The first message landed in the newsroom at exactly 6:39pm.
“Team, someone has called me on Kitone's phone saying that the owner of it has died of an accident. Someone please help check on Kitone if you have some of his relatives please.”
The message, sent by videographer Julius Yiga Bakabaage, froze the newsroom. It was Friday, February 13, 2026. Shock quickly gave way to denial. Phones rang. WhatsApp calls were placed and replaced. Colleagues clung to hope that it was a mistake, a cruel mix-up, perhaps even a phone stolen at an accident scene.
Frantic efforts followed to verify what had happened, with earnest prayers that Kitone had survived and been rushed to Mbarara Regional Referral Hospital.
At 7:38pm, confirmation arrived from Alex Mugasha, the Next Media Mbarara bureau chief, who had gone to the hospital himself. His message was brief and devastating: “Friedns and colleagues, the only surviver of that accident is at referral and it is not Kitone.”
In that moment, the reality settled.
Julius Kitone, the journalist whose trademark ojigi-style respectful bow greeted every desk in the newsroom, was no more.
The journalist who seemed to have every contact anyone ever needed had lost contact with this side of the world and was in that moment in the other.
Born in February 1991, Kitone joined Next Media in 2020. Over six years, he grew into a dependable general reporter with a strong focus on climate change reporting.
He covered several global environmental events and consistently pushed for deeper attention to climate issues, often advocating for the subject with quiet persistence.

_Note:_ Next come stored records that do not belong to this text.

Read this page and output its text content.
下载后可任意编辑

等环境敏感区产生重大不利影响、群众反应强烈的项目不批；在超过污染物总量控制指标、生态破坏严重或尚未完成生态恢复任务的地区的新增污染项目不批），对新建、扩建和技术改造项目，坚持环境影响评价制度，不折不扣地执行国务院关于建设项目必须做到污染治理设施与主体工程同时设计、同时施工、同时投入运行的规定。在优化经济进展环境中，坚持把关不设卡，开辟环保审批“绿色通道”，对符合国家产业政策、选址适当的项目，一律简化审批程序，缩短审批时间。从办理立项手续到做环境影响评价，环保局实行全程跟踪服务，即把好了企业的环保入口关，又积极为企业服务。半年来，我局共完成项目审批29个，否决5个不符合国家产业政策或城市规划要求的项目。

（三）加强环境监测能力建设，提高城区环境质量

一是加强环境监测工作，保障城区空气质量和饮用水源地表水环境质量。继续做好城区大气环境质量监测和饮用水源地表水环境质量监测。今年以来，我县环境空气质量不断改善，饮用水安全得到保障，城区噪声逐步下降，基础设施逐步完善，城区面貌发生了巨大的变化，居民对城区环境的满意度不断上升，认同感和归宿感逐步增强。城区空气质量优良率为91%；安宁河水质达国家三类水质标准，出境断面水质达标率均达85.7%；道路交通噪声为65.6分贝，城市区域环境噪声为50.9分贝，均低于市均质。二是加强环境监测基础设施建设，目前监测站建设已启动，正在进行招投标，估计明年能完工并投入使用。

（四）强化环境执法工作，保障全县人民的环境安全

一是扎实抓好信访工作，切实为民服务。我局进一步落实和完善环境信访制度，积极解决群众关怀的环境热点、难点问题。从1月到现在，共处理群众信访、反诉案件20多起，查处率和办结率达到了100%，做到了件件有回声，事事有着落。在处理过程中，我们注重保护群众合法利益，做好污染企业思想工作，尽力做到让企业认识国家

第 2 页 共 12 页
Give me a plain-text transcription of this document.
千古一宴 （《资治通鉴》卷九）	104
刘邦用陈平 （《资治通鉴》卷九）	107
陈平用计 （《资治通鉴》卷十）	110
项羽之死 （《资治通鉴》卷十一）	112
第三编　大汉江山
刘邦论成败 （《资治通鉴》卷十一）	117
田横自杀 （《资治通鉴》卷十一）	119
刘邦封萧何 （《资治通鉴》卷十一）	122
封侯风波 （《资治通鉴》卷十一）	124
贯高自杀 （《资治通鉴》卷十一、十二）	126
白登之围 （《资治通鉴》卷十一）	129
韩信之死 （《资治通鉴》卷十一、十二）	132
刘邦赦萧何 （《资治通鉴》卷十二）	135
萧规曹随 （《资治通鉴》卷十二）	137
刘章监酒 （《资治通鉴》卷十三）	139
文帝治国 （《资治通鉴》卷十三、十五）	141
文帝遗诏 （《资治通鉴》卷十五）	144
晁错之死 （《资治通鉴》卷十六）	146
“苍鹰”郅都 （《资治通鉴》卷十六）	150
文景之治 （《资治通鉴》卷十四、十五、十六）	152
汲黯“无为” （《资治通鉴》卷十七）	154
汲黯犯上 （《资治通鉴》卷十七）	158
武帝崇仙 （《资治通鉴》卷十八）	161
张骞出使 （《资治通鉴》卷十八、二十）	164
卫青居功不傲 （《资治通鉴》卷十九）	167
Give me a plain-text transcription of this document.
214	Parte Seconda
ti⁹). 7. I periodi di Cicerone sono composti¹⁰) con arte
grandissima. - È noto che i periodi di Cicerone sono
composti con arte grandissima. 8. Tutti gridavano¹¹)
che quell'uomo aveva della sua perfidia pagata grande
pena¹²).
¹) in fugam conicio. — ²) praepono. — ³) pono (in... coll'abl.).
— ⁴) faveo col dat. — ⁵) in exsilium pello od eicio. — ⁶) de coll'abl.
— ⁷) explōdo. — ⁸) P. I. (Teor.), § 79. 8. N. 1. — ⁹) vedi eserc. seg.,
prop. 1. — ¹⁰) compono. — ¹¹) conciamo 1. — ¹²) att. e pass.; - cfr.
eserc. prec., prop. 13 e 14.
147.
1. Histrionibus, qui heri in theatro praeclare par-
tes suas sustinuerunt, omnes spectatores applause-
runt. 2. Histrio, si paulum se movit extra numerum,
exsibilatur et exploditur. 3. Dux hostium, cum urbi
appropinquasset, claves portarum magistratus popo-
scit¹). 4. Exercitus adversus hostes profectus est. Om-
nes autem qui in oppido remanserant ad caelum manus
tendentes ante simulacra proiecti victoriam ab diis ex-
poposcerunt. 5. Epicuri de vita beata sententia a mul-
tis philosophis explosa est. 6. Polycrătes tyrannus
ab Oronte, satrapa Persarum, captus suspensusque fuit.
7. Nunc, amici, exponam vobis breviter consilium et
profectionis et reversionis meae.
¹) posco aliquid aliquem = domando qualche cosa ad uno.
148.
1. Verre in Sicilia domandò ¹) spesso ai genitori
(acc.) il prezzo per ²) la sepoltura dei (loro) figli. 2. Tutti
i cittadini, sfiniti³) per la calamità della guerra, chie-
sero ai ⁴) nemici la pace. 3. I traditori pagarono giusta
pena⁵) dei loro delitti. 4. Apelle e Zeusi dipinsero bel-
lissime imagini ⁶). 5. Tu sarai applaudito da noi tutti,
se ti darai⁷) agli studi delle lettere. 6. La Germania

Kitone did not know how to get angry; he only knew how to dispense humility. The closest he came to visible frustration was in telling one of his editors that he would one day join international agencies in his climate change advocacy work — a remark that was less boast than belief, his understated way of asserting that he was a capable journalist deserving of respect and understanding.
Poignantly, at 5:57pm - just 30 minutes before he was no more - Kitone shared what would unknowingly become his farewell message on the newsroom group. Posting a cabinet mockup, he wrote: “Congratulations to Uganda. Secured 3 key positions at the [East African Community] Federal Executive Committee.”
He ended with humour, teasing colleague Sam Ibanda that he had been taken unawares by the development yet “I have been securing those stranded in the Russia-Ukranian War”.
Even in his final hours, he was reporting, joking, engaging — present.
In an internal communication to staff, management announced “with deep sorrow” the passing of their colleague following the road accident along the Mbarara–Sanga road, noting that both police and his family had confirmed the news.
The message recalled that Kitone, born in February 1991, joined Next Media in 2020 and would be remembered for his “dedication and contribution to the Next Media family.”
It extended “heartfelt condolences” to his family, friends and colleagues, adding that funeral arrangements would be shared once confirmed.
Police in Rwizi Region confirmed that the accident at Kibega I village along the Mbarara–Lyantonde highway claimed eight lives and attributed the crash to reckless driving.
But beyond the police file and the tragic statistics lies the fuller story: a young journalist driven by purpose, defined by gentleness, and remembered for a slight bow that spoke volumes about the man he was.